「あれ?お姉さんがいない」
「多分二階の戸締りに行っていると思う。この時間になると二階のコワーキングスペースを使う人はほとんどいなくなっちゃうから、先に閉めるんだ」
カフェエリアには二組のお客さんがいた。
入り口に一番近い席には真っ白な髪と口髭に覆われた仙人みたいなお爺さんが一人。その隣のテーブルには無駄に話し声が大きいおばさんが二人。
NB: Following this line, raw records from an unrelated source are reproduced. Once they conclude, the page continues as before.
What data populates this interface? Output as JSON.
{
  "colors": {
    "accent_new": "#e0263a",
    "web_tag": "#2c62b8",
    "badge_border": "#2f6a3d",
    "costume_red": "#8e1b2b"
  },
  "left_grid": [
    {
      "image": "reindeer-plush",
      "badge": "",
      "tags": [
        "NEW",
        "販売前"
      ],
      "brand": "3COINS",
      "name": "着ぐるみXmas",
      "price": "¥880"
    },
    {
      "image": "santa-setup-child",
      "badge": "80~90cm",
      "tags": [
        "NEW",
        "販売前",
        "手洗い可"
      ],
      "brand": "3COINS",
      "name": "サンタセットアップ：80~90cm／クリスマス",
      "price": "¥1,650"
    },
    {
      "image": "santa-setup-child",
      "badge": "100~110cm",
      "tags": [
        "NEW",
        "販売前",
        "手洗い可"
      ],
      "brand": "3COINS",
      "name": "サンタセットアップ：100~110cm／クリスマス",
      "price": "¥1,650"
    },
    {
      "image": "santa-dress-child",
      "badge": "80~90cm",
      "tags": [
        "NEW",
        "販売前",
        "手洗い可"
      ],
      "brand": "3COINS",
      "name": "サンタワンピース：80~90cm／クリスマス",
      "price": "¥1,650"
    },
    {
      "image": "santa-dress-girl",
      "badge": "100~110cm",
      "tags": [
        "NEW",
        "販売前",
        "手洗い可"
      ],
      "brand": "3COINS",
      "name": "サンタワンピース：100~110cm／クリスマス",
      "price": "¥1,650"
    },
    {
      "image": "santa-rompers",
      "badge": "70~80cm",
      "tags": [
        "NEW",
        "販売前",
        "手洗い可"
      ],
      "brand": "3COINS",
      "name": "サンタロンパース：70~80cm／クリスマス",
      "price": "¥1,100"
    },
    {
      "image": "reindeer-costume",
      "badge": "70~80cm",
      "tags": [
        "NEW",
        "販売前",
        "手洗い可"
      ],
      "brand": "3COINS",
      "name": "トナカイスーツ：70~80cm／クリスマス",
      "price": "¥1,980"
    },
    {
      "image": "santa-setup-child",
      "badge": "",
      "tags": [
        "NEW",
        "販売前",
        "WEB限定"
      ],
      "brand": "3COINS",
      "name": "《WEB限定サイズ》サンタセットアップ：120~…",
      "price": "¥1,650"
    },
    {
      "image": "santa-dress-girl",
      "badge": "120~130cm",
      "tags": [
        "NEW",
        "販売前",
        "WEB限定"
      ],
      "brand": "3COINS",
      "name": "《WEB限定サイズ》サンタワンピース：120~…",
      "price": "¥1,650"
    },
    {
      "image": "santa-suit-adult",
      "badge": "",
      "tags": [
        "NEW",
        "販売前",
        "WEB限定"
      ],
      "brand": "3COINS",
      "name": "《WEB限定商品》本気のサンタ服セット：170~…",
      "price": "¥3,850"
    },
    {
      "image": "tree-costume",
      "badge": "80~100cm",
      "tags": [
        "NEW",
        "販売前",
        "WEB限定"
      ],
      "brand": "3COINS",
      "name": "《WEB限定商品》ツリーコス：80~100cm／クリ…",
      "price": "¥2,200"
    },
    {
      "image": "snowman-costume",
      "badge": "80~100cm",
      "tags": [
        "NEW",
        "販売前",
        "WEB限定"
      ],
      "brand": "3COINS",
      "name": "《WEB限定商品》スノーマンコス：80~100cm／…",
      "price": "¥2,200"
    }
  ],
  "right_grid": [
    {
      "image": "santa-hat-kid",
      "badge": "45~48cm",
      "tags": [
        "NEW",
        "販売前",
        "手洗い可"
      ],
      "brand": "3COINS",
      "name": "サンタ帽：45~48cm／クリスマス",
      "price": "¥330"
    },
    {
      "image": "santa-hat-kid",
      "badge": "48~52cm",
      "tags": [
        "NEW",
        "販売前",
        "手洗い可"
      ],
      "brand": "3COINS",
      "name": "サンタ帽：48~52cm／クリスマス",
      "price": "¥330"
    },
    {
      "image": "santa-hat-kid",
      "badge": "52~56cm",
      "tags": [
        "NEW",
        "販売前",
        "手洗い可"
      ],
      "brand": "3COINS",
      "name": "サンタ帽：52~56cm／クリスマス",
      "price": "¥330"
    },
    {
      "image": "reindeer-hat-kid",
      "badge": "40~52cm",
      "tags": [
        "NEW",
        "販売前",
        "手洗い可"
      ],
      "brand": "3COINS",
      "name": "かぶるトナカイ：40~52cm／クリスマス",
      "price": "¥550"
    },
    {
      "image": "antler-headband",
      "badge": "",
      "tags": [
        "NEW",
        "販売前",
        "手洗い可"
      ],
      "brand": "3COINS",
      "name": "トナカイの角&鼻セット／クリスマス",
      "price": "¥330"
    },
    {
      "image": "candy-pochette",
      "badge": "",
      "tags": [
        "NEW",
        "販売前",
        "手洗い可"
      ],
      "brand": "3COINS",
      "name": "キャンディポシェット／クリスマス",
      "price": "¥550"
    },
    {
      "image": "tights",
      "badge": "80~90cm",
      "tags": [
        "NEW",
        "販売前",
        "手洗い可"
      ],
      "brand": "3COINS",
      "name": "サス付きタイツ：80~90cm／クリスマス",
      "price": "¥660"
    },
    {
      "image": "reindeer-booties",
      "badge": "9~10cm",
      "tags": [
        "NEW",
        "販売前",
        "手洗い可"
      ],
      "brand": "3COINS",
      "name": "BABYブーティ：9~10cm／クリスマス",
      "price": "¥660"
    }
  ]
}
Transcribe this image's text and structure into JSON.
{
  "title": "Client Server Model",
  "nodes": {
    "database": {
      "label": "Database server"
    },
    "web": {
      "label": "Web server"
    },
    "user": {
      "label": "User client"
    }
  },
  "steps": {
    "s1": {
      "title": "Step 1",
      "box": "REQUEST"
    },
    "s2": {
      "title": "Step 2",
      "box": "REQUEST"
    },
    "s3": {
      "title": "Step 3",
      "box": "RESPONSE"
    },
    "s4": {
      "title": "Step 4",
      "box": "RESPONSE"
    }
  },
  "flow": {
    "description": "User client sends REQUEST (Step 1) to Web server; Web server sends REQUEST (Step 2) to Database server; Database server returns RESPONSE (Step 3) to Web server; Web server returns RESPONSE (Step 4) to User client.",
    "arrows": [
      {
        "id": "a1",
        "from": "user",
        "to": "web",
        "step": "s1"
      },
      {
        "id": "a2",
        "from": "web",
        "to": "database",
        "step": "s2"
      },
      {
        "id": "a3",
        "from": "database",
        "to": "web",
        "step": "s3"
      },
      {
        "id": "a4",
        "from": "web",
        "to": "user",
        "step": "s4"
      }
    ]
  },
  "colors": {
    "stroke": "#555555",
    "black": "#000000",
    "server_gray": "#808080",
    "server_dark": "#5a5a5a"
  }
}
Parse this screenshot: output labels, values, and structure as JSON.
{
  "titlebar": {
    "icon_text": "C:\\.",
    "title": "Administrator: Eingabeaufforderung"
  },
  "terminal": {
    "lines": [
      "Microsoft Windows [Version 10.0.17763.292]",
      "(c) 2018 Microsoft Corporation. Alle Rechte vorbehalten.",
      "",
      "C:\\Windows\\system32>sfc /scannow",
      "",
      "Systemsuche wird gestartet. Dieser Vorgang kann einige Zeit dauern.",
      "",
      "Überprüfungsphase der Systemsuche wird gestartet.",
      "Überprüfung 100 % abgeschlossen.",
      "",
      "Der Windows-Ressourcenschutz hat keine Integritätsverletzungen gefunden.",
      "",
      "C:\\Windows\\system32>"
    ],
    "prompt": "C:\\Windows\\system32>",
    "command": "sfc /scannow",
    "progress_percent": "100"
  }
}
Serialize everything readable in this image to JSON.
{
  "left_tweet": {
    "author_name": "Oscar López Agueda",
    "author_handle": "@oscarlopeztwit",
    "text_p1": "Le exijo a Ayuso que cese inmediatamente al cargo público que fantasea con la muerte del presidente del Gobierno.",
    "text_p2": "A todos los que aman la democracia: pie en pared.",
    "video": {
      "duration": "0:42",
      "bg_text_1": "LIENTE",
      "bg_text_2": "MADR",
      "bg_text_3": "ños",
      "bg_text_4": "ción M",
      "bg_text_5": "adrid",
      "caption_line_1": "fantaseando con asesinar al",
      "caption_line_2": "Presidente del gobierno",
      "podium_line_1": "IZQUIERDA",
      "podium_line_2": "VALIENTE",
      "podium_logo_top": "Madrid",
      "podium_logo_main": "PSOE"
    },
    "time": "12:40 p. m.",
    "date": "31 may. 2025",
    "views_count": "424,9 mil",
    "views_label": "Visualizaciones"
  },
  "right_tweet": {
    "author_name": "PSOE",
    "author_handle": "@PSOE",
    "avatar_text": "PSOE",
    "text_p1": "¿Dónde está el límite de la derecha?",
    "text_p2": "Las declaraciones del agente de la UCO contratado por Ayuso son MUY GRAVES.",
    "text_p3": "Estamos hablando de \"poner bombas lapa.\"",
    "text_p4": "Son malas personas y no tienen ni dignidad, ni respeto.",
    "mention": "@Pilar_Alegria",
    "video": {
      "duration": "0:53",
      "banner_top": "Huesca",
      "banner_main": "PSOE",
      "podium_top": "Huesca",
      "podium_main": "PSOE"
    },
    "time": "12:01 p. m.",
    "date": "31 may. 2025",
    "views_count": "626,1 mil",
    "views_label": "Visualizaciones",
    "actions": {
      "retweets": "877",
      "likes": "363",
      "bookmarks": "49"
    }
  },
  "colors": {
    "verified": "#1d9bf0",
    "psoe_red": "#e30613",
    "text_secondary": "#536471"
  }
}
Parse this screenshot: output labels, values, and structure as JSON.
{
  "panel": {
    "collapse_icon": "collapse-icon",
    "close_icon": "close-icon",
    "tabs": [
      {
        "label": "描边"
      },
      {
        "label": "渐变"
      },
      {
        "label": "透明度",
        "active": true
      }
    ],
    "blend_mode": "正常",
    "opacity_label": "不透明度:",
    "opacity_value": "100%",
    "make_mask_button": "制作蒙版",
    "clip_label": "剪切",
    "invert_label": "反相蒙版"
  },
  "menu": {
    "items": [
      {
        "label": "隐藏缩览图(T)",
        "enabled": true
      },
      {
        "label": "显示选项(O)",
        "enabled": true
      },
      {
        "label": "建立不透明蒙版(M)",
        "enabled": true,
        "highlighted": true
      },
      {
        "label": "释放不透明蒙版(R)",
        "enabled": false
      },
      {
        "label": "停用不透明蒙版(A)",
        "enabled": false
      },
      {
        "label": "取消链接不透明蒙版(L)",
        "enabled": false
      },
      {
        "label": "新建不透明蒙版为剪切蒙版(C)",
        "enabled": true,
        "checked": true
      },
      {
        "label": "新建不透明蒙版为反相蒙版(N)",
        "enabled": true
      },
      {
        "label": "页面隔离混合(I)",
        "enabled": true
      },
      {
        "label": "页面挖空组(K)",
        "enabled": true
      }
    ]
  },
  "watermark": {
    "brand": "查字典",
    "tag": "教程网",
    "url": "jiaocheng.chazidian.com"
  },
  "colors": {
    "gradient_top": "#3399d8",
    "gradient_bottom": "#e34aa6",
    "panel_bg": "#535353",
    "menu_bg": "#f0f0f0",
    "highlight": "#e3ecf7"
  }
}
おばさんの話し声はさながら機関銃のようにけたたましく、隣の部屋にいる時から話の内容までしっかり耳に入ってきていた。
ほとんど旦那さんへの鬱憤だったのが本当に残念だ。
おばさん達が部屋から出てきた俺達に気が付くと、揃って視線を向けてきた。
幸いおばさん達はすぐにおしゃべりを再開するために元いた席に戻ろうとした。
なんてことはない。
はずだった。
ガシャン!
次の瞬間、清水は家に持って帰ろうと抱えていた陶器製の食器を落とした。
耳を劈く音が響き渡り、この空間にいる人間の視線は俺達に集中する。店内は一瞬にして緊張感に包まれた。
清水が手を滑らせて食器を落とした。ただそれだけ。
なのに清水は身体を震わせながら力なく何度もごめんなさいと言って、その場に立ち尽くしてしまった。清水の顔はみるみるうちに青ざめ、涙と鼻水でぐちゃぐちゃになっていく。
ただ事ではない。そんな空気に変わったのがはっきりとわかった。
横に大きい方のおばさんと目が合うと、来なくて良いのにこっちに来た。